La mejor bebida para acompañar las comidas siempre es el agua potable, intentando evitar el consumo de jugos y gaseosas.

Hay alimentos de riesgo para los bebés que deben evitarse: los cuerpos esféricos como choclo, arvejas, maní, porotos y lentejas pueden provocar aspiración entre los 6 y 1 meses. La soja y sus derivados y la miel, son otros alimentos que deben reservarse para niños mayores de un año.

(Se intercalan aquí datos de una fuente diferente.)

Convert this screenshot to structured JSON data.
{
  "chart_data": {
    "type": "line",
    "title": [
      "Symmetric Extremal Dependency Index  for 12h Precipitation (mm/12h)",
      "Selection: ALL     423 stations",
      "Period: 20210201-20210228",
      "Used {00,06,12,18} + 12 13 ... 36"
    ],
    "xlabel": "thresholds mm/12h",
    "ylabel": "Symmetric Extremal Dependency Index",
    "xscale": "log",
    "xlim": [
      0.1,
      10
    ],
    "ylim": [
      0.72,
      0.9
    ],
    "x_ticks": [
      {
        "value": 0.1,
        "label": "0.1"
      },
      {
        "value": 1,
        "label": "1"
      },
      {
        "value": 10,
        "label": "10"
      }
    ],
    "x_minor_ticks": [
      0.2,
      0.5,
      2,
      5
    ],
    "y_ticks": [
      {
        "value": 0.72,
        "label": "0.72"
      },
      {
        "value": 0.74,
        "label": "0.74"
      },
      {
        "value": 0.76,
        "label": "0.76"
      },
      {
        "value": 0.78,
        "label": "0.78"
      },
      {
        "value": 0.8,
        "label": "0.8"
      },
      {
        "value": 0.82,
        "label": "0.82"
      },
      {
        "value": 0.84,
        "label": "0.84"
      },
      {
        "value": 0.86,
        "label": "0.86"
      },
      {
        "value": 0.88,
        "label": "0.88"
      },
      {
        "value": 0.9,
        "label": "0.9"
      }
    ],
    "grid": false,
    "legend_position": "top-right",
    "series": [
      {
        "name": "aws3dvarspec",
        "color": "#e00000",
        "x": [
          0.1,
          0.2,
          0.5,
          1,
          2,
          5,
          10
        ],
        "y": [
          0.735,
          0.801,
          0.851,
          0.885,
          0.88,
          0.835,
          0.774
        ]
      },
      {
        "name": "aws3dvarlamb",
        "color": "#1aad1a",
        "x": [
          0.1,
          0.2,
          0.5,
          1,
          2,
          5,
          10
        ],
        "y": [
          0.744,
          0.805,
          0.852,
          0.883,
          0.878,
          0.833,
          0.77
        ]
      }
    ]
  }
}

La utilización de leche de vaca como alimento, en reemplazo o como complemento de la lactancia materna no está aconsejada hasta que los niños cumplan el año de vida, ya que hay suficiente evidencia de que puede causar microhemorragias intestinales que pueden terminar en anemia además de ser un alimento con una composición nutricional bastante diferente a las necesidades del bebé en esa edad. Sí se puede utilizar leche de vaca en pequeñas cantidades para preparar alguna comida del bebé, ya que no es el mismo riesgo que usarla como bebida.

La utilización de leche de vaca como alimento, en reemplazo o como complemento de la lactancia materna no está aconsejada hasta que los niños cumplan el año de vida. Sí se puede utilizar leche de vaca en pequeñas cantidades para preparar alguna comida del bebé, ya que no es el mismo riesgo que usarla como bebida.